Le lundi 4 août 2025, une amende d’une ampleur inhabituelle a été prononcée contre le groupe Fnac Darty. Elle concerne des retards de paiement envers ses fournisseurs, un sujet désormais au cœur de l’agenda économique du gouvernement. Cette amende, d’un montant de 1,9 million d’euros pour l’une des entités du groupe, s’inscrit dans une stratégie de durcissement des sanctions pilotée par Bercy. En toile de fond : la recrudescence inquiétante des retards de paiement en France.
Une amende exemplaire pour des pratiques jugées abusives
Le 4 août 2025, la Direction générale de la concurrence, de la consommation et de la répression des fraudes (DGCCRF) a infligé une amende de 1 950 000 euros à la société Fnac Darty Participations et Services, sanctionnant des retards de paiement à répétition. Une amende du même montant avait été prononcée le jour même contre une autre entité du groupe, ETS Darty & Fils, portant la sanction globale à 3,9 millions d’euros.
L’entreprise a fait savoir par Le Figaro qu’elle « entend exercer un recours contre cette décision », précisant que « le litige dont il est question concerne des faits anciens survenus en pleine crise sanitaire liée au Covid-19 ».
Une mécanique de trésorerie dénoncée par les autorités
Selon la DGCCRF, les pratiques reprochées à Fnac Darty ne relèvent pas d’un incident isolé.

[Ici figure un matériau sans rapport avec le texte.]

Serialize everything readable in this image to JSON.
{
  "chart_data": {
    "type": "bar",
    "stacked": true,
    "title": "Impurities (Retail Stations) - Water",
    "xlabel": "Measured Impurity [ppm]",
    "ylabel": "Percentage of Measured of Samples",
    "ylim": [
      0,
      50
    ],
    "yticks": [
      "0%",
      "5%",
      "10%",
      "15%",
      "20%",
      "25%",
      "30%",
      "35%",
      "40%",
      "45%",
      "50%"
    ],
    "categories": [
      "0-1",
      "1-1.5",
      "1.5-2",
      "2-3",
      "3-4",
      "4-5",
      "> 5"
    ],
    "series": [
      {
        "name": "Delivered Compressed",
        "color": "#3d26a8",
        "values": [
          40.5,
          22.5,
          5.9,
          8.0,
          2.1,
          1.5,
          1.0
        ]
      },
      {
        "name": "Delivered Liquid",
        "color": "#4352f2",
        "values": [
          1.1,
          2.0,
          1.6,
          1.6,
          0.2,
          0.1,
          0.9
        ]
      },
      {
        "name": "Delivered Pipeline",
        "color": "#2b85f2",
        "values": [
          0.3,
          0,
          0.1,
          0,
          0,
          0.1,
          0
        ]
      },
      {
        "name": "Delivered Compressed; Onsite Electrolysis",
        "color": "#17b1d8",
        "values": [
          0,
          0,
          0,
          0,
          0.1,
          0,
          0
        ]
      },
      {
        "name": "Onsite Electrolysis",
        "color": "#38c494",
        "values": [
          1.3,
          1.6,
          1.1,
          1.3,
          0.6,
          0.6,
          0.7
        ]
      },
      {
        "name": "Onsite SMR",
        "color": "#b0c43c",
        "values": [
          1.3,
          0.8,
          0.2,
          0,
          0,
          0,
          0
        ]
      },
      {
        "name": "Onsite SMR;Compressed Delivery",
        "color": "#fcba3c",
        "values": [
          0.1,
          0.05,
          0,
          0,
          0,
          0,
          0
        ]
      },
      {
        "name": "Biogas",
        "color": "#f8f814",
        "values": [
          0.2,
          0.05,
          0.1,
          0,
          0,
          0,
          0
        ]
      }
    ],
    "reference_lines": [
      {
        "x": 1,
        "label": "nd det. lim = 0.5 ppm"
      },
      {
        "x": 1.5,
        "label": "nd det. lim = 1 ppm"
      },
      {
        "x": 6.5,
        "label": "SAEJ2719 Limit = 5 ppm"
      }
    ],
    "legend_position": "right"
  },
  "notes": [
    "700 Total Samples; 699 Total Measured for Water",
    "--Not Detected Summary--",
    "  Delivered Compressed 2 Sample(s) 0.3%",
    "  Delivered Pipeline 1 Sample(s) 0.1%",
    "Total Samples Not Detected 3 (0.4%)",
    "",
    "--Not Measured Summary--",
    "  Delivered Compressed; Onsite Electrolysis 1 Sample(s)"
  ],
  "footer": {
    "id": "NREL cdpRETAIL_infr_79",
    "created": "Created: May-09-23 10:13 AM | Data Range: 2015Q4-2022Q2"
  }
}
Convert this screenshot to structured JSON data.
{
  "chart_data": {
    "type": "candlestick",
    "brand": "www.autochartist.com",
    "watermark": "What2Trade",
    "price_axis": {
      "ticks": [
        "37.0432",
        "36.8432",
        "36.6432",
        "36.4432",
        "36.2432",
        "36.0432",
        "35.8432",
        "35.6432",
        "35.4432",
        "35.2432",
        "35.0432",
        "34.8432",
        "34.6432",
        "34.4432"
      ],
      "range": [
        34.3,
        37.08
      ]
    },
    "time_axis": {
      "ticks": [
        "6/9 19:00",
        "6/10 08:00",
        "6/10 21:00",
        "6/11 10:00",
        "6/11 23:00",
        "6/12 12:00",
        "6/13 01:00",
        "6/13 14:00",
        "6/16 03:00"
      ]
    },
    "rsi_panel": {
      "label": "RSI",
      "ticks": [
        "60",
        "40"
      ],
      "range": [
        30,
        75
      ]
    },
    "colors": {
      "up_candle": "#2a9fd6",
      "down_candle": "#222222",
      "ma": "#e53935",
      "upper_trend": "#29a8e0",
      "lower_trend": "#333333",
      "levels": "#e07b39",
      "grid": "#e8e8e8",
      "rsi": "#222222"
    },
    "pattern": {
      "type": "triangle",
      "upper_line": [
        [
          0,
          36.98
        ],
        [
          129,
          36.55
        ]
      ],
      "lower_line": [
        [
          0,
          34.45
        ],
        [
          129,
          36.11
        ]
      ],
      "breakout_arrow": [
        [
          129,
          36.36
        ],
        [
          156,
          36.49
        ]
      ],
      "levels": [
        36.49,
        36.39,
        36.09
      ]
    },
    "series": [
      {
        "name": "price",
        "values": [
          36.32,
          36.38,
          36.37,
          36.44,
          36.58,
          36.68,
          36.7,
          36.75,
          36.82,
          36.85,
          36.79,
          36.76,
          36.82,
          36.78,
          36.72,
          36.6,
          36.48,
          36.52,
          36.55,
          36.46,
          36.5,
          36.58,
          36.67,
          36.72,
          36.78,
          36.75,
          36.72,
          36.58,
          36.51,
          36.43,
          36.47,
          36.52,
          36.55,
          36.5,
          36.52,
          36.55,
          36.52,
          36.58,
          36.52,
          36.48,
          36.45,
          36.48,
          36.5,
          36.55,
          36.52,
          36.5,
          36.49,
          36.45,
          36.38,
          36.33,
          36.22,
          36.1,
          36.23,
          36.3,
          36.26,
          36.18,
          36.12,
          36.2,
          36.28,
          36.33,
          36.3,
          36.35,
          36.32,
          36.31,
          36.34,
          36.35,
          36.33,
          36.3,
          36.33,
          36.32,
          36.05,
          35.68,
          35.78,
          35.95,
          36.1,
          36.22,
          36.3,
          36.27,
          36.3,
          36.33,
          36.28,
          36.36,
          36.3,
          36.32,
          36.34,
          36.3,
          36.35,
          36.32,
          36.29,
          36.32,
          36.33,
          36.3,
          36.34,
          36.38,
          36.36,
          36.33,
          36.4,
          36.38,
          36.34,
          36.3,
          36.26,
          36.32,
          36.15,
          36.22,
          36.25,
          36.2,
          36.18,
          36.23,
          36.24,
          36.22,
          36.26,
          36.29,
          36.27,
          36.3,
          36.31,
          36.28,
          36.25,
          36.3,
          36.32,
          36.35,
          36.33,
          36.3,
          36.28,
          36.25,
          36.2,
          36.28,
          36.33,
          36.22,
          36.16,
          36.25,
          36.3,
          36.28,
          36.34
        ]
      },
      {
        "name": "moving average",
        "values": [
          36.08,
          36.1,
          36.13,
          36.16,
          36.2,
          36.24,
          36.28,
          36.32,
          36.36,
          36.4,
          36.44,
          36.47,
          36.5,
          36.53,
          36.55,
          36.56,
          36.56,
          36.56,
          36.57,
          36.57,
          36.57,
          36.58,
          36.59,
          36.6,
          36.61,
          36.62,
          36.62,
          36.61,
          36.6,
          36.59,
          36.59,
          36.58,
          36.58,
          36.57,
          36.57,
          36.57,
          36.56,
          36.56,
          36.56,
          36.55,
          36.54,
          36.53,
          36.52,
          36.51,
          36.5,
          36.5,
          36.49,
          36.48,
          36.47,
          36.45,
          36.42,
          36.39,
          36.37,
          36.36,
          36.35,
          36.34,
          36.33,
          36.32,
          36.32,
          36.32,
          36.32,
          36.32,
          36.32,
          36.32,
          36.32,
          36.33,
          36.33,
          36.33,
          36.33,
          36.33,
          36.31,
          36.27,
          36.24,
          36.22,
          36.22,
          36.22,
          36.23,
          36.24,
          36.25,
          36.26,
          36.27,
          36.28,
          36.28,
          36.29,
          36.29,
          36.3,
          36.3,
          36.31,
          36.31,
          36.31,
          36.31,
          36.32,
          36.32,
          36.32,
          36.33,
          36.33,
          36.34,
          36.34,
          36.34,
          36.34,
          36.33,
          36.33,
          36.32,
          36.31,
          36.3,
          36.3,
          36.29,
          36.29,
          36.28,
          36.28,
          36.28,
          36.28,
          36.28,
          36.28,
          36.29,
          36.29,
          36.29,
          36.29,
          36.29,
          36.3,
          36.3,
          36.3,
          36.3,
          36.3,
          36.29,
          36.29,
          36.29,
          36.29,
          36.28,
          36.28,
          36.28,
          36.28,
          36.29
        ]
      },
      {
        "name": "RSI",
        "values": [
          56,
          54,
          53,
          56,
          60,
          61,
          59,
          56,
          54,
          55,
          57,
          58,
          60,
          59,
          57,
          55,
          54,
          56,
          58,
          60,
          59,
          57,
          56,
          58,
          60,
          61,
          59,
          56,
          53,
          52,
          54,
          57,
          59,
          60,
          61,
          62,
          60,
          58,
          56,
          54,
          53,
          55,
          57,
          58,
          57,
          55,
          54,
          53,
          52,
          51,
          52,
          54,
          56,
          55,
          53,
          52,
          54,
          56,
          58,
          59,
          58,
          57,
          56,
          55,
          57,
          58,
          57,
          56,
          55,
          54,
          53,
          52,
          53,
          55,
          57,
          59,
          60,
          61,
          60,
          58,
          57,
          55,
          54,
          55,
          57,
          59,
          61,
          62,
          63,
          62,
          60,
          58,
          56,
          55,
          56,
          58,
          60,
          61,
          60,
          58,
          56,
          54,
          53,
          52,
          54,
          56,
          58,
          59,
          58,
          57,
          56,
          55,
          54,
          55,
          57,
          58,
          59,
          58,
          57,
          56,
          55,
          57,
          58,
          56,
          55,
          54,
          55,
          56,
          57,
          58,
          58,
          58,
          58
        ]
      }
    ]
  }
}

En 2024, pas moins de 217 amendes avaient été infligées à des entreprises pour des retards de paiement. Mais l’ampleur de celle visant Fnac Darty en fait un cas emblématique, qui illustre une tendance inquiétante : la dégradation continue des comportements de règlement. Selon l’Observatoire des délais de paiement, le retard moyen s’établissait à 13,6 jours au dernier trimestre 2024. La moyenne grimpe à 18 jours pour les sociétés de plus de 1 000 salariés.
Dans ce contexte, les TPE et PME se retrouvent en difficulté. « On estime à 15 milliards d’euros le trou ainsi créé dans la trésorerie des TPE et PME françaises », précise Le Figaro.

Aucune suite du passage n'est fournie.